Im nächsten Schritt wollen die Experrten weiter an der „Gruppierung“ der Partikel arbeiten. Das heißt, ähnliche Teilchen werden zusammengefasst und ihre Toxizität untersucht, um irgendwann zu klaren Grenzwerten in der verarbeitenden Industrie zu kommen. Denn es wäre viel zu aufwendig, diese Prozedur auf jeden einzelnen Partikeltyp anzuwenden.

Bis dahin sei man aber keineswegs ahnungslos, sagte Rolf Packroff von der Bundesanstalt für Arbeitsschutz und Arbeitsmedizin in Berlin. „Früher wurde befürchtet, dass Nanopartikel möglicherweise völlig neue Eigenschaften haben und damit gefährlich sein könnten. Doch das ist zum Glück nicht der Fall.“ Bei gleicher chemischer Zusammensetzung wirken sie ähnlich wie die etwas größeren Mikropartikel. „Wir können vorhandene Daten zur Toxizität nutzen und mit einigen Sicherheitsaufschlägen zu Empfehlungen für Nanopartikel kommen.“ Wohlgemerkt, an bestimmten Arbeitsplätzen.

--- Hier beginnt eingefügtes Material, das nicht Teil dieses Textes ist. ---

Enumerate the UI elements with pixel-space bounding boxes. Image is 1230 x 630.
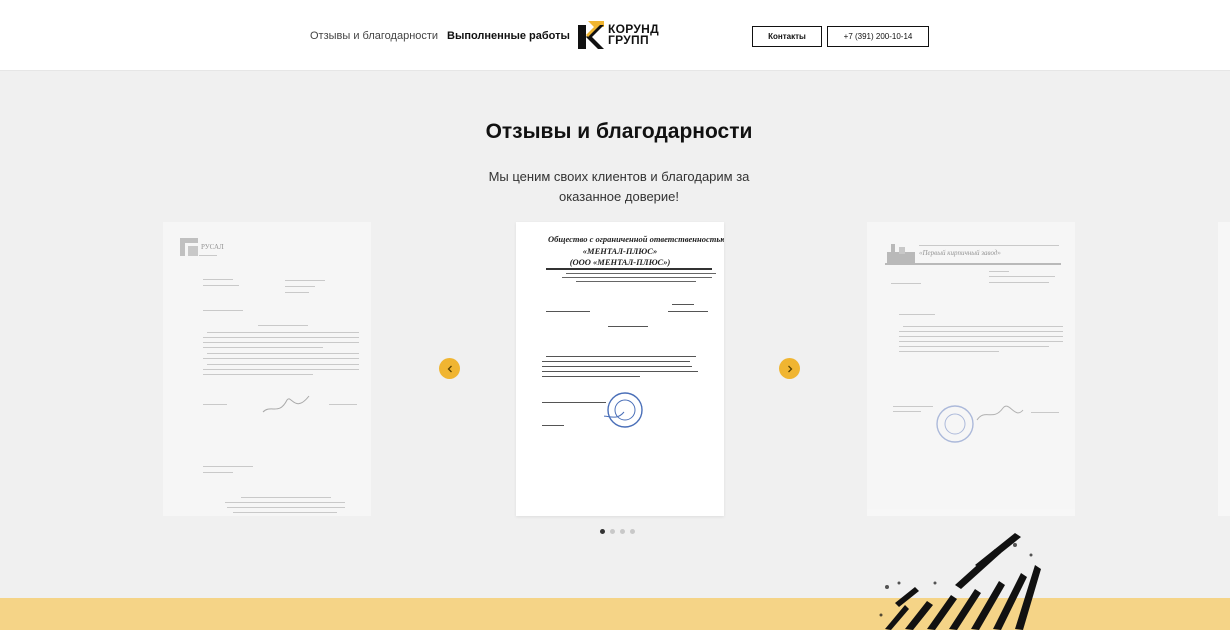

Für Konsumenten spielt all das keine Rolle, fügte der BfR-Experte Luch hinzu. Die orale Aufnahme von Nanopartikeln sei unproblematisch. Und das potenziell gefährliche Einatmen sei sehr unwahrscheinlich, schließlich stecken die Winzlinge fest in den verkauften Produkten.

Auch die Silbersocken sind nicht gefährlich. Nur eben ziemlich teuer, wenn man bedenkt, dass die Partikel nach wenigen Wäschen herausgewaschen sind.